The Ministry of Health and Welfare’s Food and Drug Administration (FDA) yesterday instructed local health bureaus to inspect the factories of five companies suspected of illegally using the food additive copper chlorophyllin in their products, amid efforts to tighten food safety inspections amid a recent spate of health scares.
The administration told a press conference in Taipei yesterday that beverage manufacturer Taiwan Bifido Co (台灣比菲多) and Chin Haoo Trading Co (金鎬貿易) had been importing copper chlorophyllin — a food colorant — since 2011.
The two companies have supplied the food additive to five other corporations, the administration said, including raw food material provider Taiwan Yuan Mou International (台灣原貿), food flavoring agent manufacturer Yuan Saing Co (源馨), baby food brand Standard Foods Co (佳格食品), noodle producer Sing Lin Foods Co (興霖食品) and dairy product wholesaler Yi Nung Co (頤農).
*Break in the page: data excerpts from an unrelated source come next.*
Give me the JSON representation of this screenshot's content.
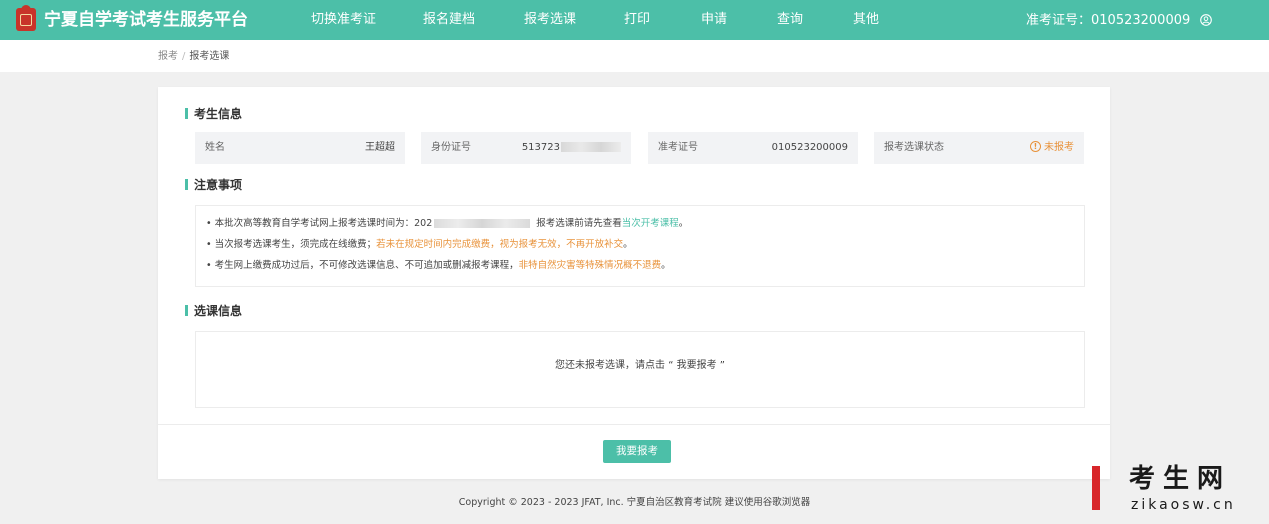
{
  "header": {
    "site_title": "宁夏自学考试考生服务平台",
    "nav": [
      "切换准考证",
      "报名建档",
      "报考选课",
      "打印",
      "申请",
      "查询",
      "其他"
    ],
    "exam_number_label": "准考证号：010523200009",
    "colors": {
      "primary": "#4cbfa8",
      "warning": "#e8923a"
    }
  },
  "breadcrumb": {
    "home": "报考",
    "separator": "/",
    "current": "报考选课"
  },
  "candidate": {
    "section_title": "考生信息",
    "name_label": "姓名",
    "name_value": "王超超",
    "id_label": "身份证号",
    "id_value": "513723",
    "exam_no_label": "准考证号",
    "exam_no_value": "010523200009",
    "status_label": "报考选课状态",
    "status_value": "未报考"
  },
  "notice": {
    "section_title": "注意事项",
    "line1_prefix": "• 本批次高等教育自学考试网上报考选课时间为：202",
    "line1_mid": "报考选课前请先查看",
    "line1_link": "当次开考课程",
    "line1_end": "。",
    "line2_prefix": "• 当次报考选课考生，须完成在线缴费；",
    "line2_highlight": "若未在规定时间内完成缴费，视为报考无效，不再开放补交",
    "line2_end": "。",
    "line3_prefix": "• 考生网上缴费成功过后，不可修改选课信息、不可追加或删减报考课程，",
    "line3_highlight": "非特自然灾害等特殊情况概不退费",
    "line3_end": "。"
  },
  "course": {
    "section_title": "选课信息",
    "empty_message": "您还未报考选课，请点击 “ 我要报考 ”"
  },
  "actions": {
    "apply_label": "我要报考"
  },
  "footer": {
    "text": "Copyright © 2023 - 2023 JFAT, Inc. 宁夏自治区教育考试院 建议使用谷歌浏览器"
  },
  "watermark": {
    "brand_cn": "考生网",
    "brand_en": "zikaosw.cn"
  }
}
The administration made the discoveries while attempting to trace the origin of the food colorant that was used by edible oil producer Chang Chi Foodstuff Factory Co (大統長基) in its olive and grapeseed oils to make them look more green.
Chang Chi chairman Kao Cheng-li (高振利) has been charged with fraud and with violating the Act Governing Food Sanitation (食品衛生管理法) over the alleged oil adulteration.
“The administration has instructed local health agencies to inspect the five companies’ factories to ascertain how and where they used the substance, as well as whether they used it illegally,” FDA Northern Center for Regional Administration director Feng Jun-lan (馮潤蘭) said.
Feng said that copper chlorophyllin is legal as a food additive in bubble gum, chewing gum, candy, beverages, capsules, dried sea kelp, processed fruit and vegetable products, baked goods, jellies and jam.
However, the inclusion of the substance to any food products outside these categories, is prohibited, she added.
FDA Food Division director Tsai Shu-chen (蔡淑貞) said that two of Sing Lin’s noodle products sold under the Wu Mu (五木) brand — a packet of steamed spinach ramen and another type of spinach noodles — were found to contain sodium copper chlorophyllin, a water-soluble version of the coloring agent which is not permitted in noodles.
In response, Sing Lin general manager Teng Tung-mu (鄧同木) said the company had believed that the substance it acquired from Chin Haoo was natural chlorophyll, until the latter asked it to “change the nutrition fact labels of its products” on Monday.
Teng said the company then instantly pulled the two items off the shelves and halted their production and sale.
In a statement issued yesterday defending the quality of its products, Standard Foods said it had only added the green colorant to its beverage products, reiterating that the substance’s use in such items was legal.